I was put straight onto Clomid by GP. BUT I had an existing diagnosis of PCOS confirmed by scan and hormone levels. Also only 3 AFs in a year. I guess if you have already have a diagnosis of a condition that affects your ovulation, then it's not unreasonable for a GP to give it a go.

mummydoit Wed 05-Sep-07 11:53:29

It's my understanding that Clomid is usually the first treatment to be tried but only when a physical problem has been ruled out. Before I was prescribed Clomid, I had an ultrasound, then various blood tests at different times during my cycle, then a
laparoscopy to rule any any tube blockage or abnormality to the uturus/tubes/ovaries before my specialist would prescribe Clomid. He said there's no point pumping you full of drugs for months - with potential side-effects - if there's a physical reason preventing you from conceiving. They also did a procedure that involved flushing dye through the tubes to make sure there were no blockages and apparently this procedure can clear small blockages and some women conceive naturally afterwards. I'd definitely encourage you to have all the available tests before starting drugs.

flosspot Wed 05-Sep-07 17:21:30

I was put on Clomid because I had a PCOS diagnosis and have been tryin for more than a year....and I did succeed briefly (mc June). You are supposed to be monitored, although I am not. But if that doesn't work, they plan to give me a laparoscopy.....

Good luck with trying.

AttilaTheMeerkat Wed 05-Sep-07 17:44:32

flosspot

I'd be very wary about using clomid; it is not always adviseable to use in some PCOS patients as it can raise their LH level markedly. You should be monitored whilst on it; you have no way of knowing whether its working or not otherwise.

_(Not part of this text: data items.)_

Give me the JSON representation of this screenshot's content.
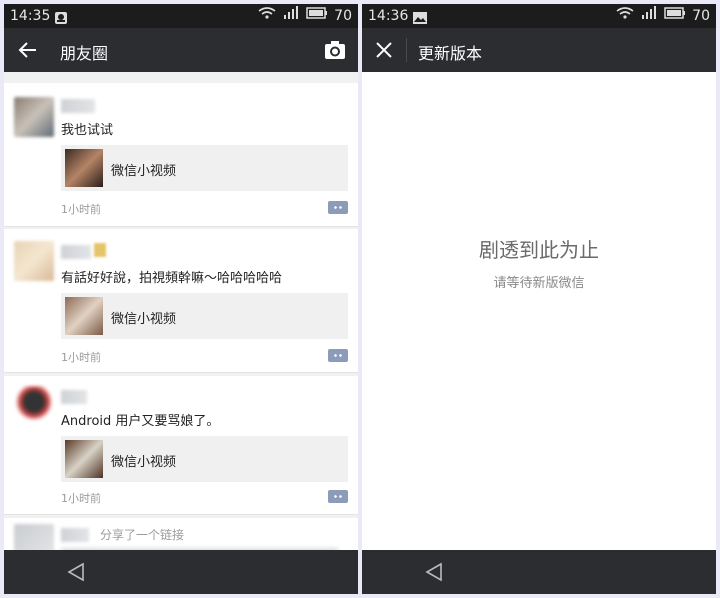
{
  "left": {
    "status": {
      "time": "14:35",
      "battery": "70"
    },
    "appbar": {
      "title": "朋友圈"
    },
    "posts": [
      {
        "text": "我也试试",
        "video_label": "微信小视频",
        "time_ago": "1小时前"
      },
      {
        "text": "有話好好說，拍視頻幹嘛～哈哈哈哈哈",
        "video_label": "微信小视频",
        "time_ago": "1小时前"
      },
      {
        "text": "Android 用户又要骂娘了。",
        "video_label": "微信小视频",
        "time_ago": "1小时前"
      },
      {
        "share_text": "分享了一个链接"
      }
    ]
  },
  "right": {
    "status": {
      "time": "14:36",
      "battery": "70"
    },
    "appbar": {
      "title": "更新版本"
    },
    "message": "剧透到此为止",
    "sub_message": "请等待新版微信"
  },
  "icons": [
    "back-arrow-icon",
    "camera-icon",
    "close-icon",
    "nav-back-icon",
    "wifi-icon",
    "signal-icon",
    "battery-icon",
    "notification-icon",
    "image-icon"
  ]
}
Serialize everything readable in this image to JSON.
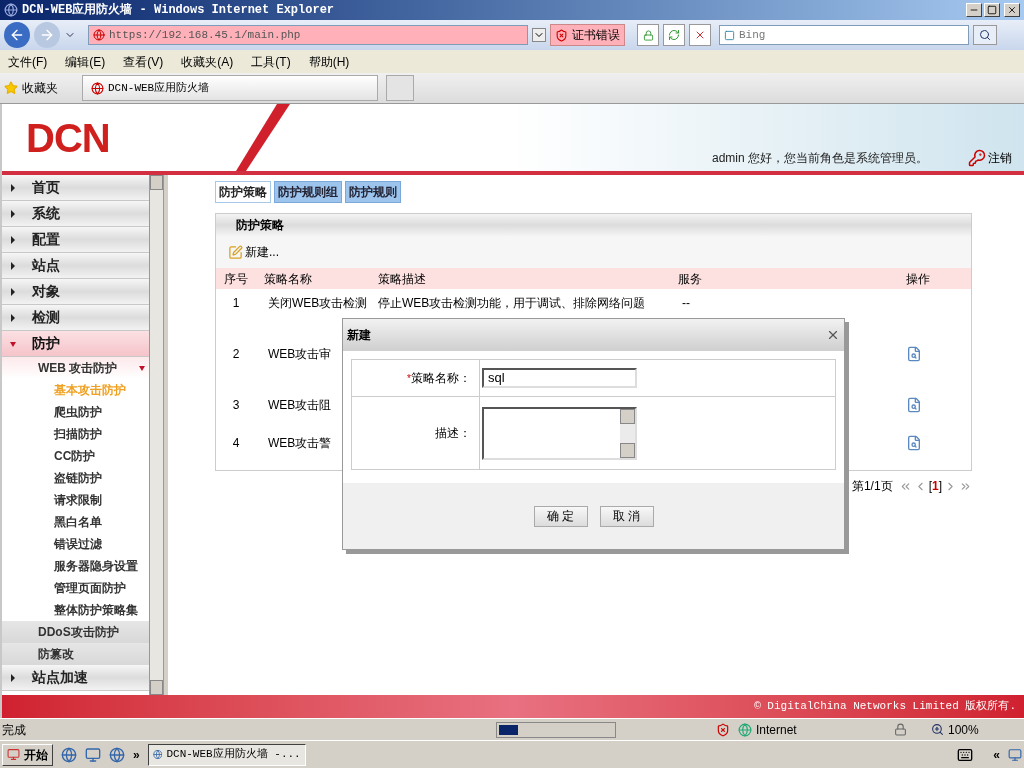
{
  "browser": {
    "title": "DCN-WEB应用防火墙 - Windows Internet Explorer",
    "url": "https://192.168.45.1/main.php",
    "cert_error": "证书错误",
    "search_placeholder": "Bing",
    "menu": [
      "文件(F)",
      "编辑(E)",
      "查看(V)",
      "收藏夹(A)",
      "工具(T)",
      "帮助(H)"
    ],
    "favorites": "收藏夹",
    "tab": "DCN-WEB应用防火墙"
  },
  "header": {
    "logo": "DCN",
    "welcome": "admin 您好，您当前角色是系统管理员。",
    "logout": "注销"
  },
  "sidebar": {
    "items": [
      {
        "label": "首页",
        "expanded": false
      },
      {
        "label": "系统",
        "expanded": false
      },
      {
        "label": "配置",
        "expanded": false
      },
      {
        "label": "站点",
        "expanded": false
      },
      {
        "label": "对象",
        "expanded": false
      },
      {
        "label": "检测",
        "expanded": false
      },
      {
        "label": "防护",
        "expanded": true,
        "children": [
          {
            "label": "WEB 攻击防护",
            "expanded": true,
            "children": [
              {
                "label": "基本攻击防护",
                "selected": true
              },
              {
                "label": "爬虫防护",
                "selected": false
              },
              {
                "label": "扫描防护",
                "selected": false
              },
              {
                "label": "CC防护",
                "selected": false
              },
              {
                "label": "盗链防护",
                "selected": false
              },
              {
                "label": "请求限制",
                "selected": false
              },
              {
                "label": "黑白名单",
                "selected": false
              },
              {
                "label": "错误过滤",
                "selected": false
              },
              {
                "label": "服务器隐身设置",
                "selected": false
              },
              {
                "label": "管理页面防护",
                "selected": false
              },
              {
                "label": "整体防护策略集",
                "selected": false
              }
            ]
          },
          {
            "label": "DDoS攻击防护",
            "expanded": false
          },
          {
            "label": "防篡改",
            "expanded": false
          }
        ]
      },
      {
        "label": "站点加速",
        "expanded": false
      }
    ]
  },
  "tabs": [
    {
      "label": "防护策略",
      "selected": true
    },
    {
      "label": "防护规则组",
      "selected": false
    },
    {
      "label": "防护规则",
      "selected": false
    }
  ],
  "panel": {
    "title": "防护策略",
    "new_button": "新建...",
    "columns": [
      "序号",
      "策略名称",
      "策略描述",
      "服务",
      "操作"
    ],
    "rows": [
      {
        "index": "1",
        "name": "关闭WEB攻击检测",
        "description": "停止WEB攻击检测功能，用于调试、排除网络问题",
        "service": "--",
        "action_icon": false
      },
      {
        "index": "2",
        "name": "WEB攻击审",
        "action_icon": true
      },
      {
        "index": "3",
        "name": "WEB攻击阻",
        "action_icon": true
      },
      {
        "index": "4",
        "name": "WEB攻击警",
        "action_icon": true
      }
    ],
    "pager": {
      "text": "第1/1页",
      "current": "[**1**]"
    }
  },
  "dialog": {
    "title": "新建",
    "fields": [
      {
        "kind": "text",
        "mark": "*",
        "label": "策略名称：",
        "value": "sql"
      },
      {
        "kind": "textarea",
        "label": "描述："
      }
    ],
    "buttons": [
      "确 定",
      "取 消"
    ]
  },
  "footer": "© DigitalChina Networks Limited 版权所有.",
  "status_bar": {
    "text": "完成",
    "level": 0.17,
    "zone": "Internet",
    "zoom": "100%"
  },
  "taskbar": {
    "start": "开始",
    "more": "»",
    "task": "DCN-WEB应用防火墙 -...",
    "tray_more": "«"
  }
}
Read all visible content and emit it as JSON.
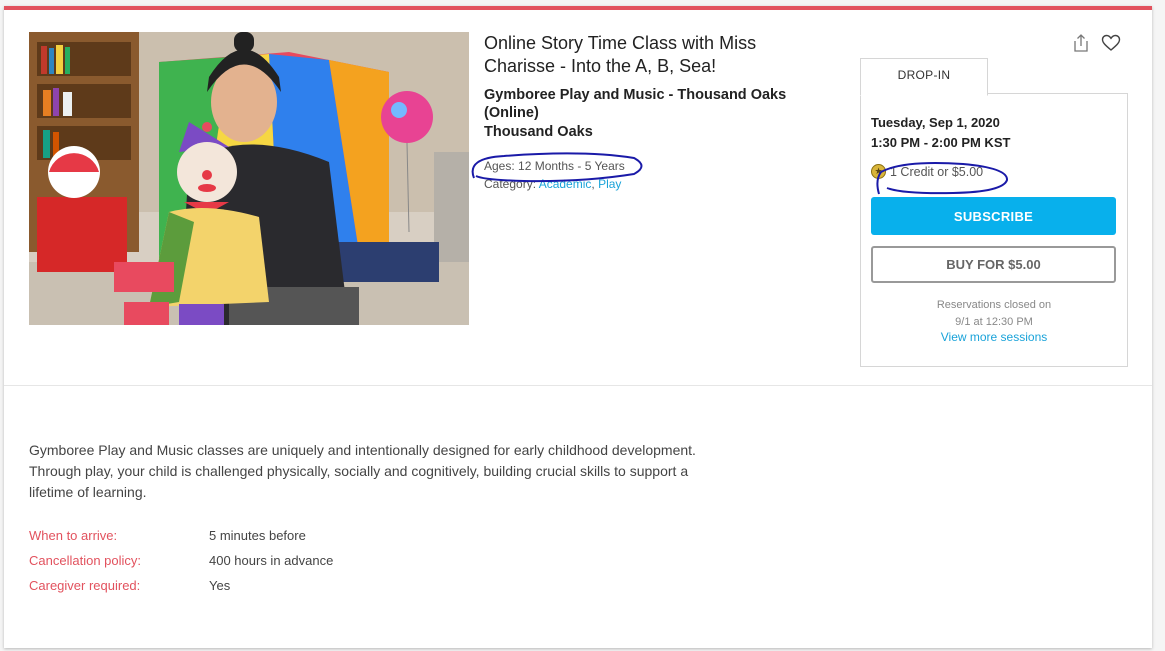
{
  "class": {
    "title": "Online Story Time Class with Miss Charisse - Into the A, B, Sea!",
    "organization": "Gymboree Play and Music - Thousand Oaks (Online)",
    "location": "Thousand Oaks",
    "ages": "Ages: 12 Months - 5 Years",
    "category_label": "Category:",
    "categories": [
      "Academic",
      "Play"
    ],
    "category_separator": ", "
  },
  "actions": {
    "share_icon": "share-icon",
    "favorite_icon": "heart-icon"
  },
  "booking": {
    "tab": "DROP-IN",
    "date": "Tuesday, Sep 1, 2020",
    "time": "1:30 PM - 2:00 PM KST",
    "price": "1 Credit or $5.00",
    "subscribe": "SUBSCRIBE",
    "buy": "BUY FOR $5.00",
    "closed_line1": "Reservations closed on",
    "closed_line2": "9/1 at 12:30 PM",
    "more_sessions": "View more sessions"
  },
  "description": "Gymboree Play and Music classes are uniquely and intentionally designed for early childhood development. Through play, your child is challenged physically, socially and cognitively, building crucial skills to support a lifetime of learning.",
  "details": [
    {
      "label": "When to arrive:",
      "value": "5 minutes before"
    },
    {
      "label": "Cancellation policy:",
      "value": "400 hours in advance"
    },
    {
      "label": "Caregiver required:",
      "value": "Yes"
    }
  ],
  "colors": {
    "accent": "#e2525e",
    "link": "#1aa3d9",
    "subscribe_button": "#08b0ec",
    "annotation_ink": "#1a1aa8"
  }
}
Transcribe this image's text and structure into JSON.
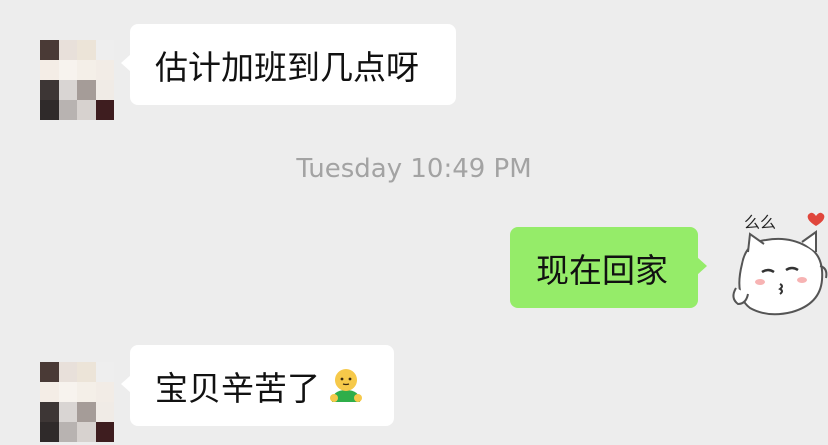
{
  "messages": [
    {
      "sender": "contact",
      "text": "估计加班到几点呀"
    },
    {
      "sender": "self",
      "text": "现在回家"
    },
    {
      "sender": "contact",
      "text": "宝贝辛苦了",
      "emoji": "face-with-green-body-emoji"
    }
  ],
  "timestamp": "Tuesday 10:49 PM",
  "sticker_avatar": {
    "text": "么么",
    "icon": "kissing-cat-sticker"
  },
  "colors": {
    "background": "#ededed",
    "incoming_bubble": "#ffffff",
    "outgoing_bubble": "#95ec69",
    "timestamp_text": "#a3a3a3"
  }
}
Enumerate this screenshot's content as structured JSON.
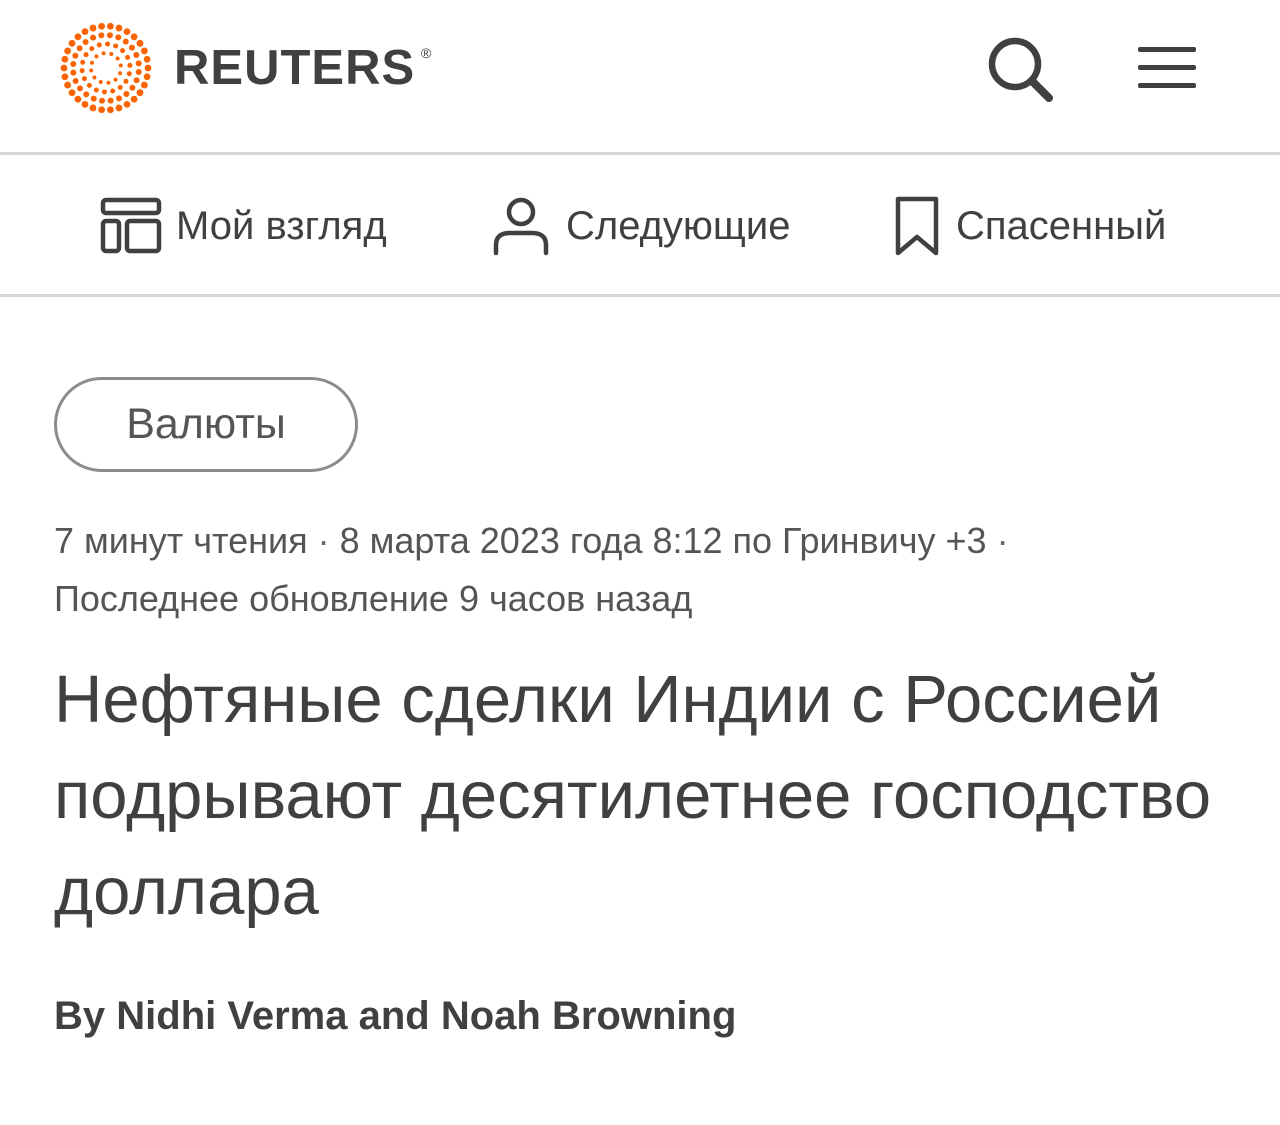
{
  "brand": {
    "name": "REUTERS",
    "registered_mark": "®",
    "logo_color": "#fa6400"
  },
  "header": {
    "search_icon": "search-icon",
    "menu_icon": "hamburger-menu-icon"
  },
  "subnav": {
    "items": [
      {
        "label": "Мой взгляд",
        "icon": "layout-grid-icon"
      },
      {
        "label": "Следующие",
        "icon": "person-icon"
      },
      {
        "label": "Спасенный",
        "icon": "bookmark-icon"
      }
    ]
  },
  "article": {
    "topic": "Валюты",
    "meta": {
      "read_time": "7 минут чтения",
      "date": "8 марта 2023 года 8:12 по Гринвичу +3",
      "separator": "·",
      "updated": "Последнее обновление 9 часов назад"
    },
    "headline": "Нефтяные сделки Индии с Россией подрывают десятилетнее господство доллара",
    "byline": {
      "prefix": "By",
      "author_1": "Nidhi Verma",
      "conjunction": "and",
      "author_2": "Noah Browning"
    }
  },
  "colors": {
    "text": "#404040",
    "muted_text": "#555555",
    "divider": "#d6d6d6",
    "pill_border": "#8c8c8c",
    "accent": "#fa6400"
  }
}
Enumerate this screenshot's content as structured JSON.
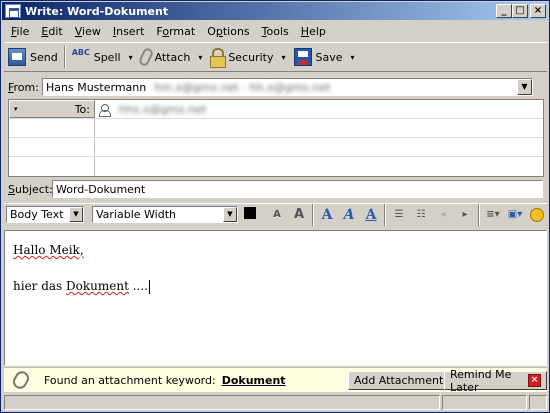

I would ask them about the possibility of them ovarian diathermy rather than a lap operation. Lap operations are often only diagnostic tools hence my comment on this. Diathermising the ovaries (this is a keyhole surgery procedure whereby small holes are punctured in the cystic follicles on the ovaries) can kickstart ovulation in some PCOS patients.

If you haven't already heard of them I would suggest you contact Verity - their web address is www.verity-pcos.org.uk.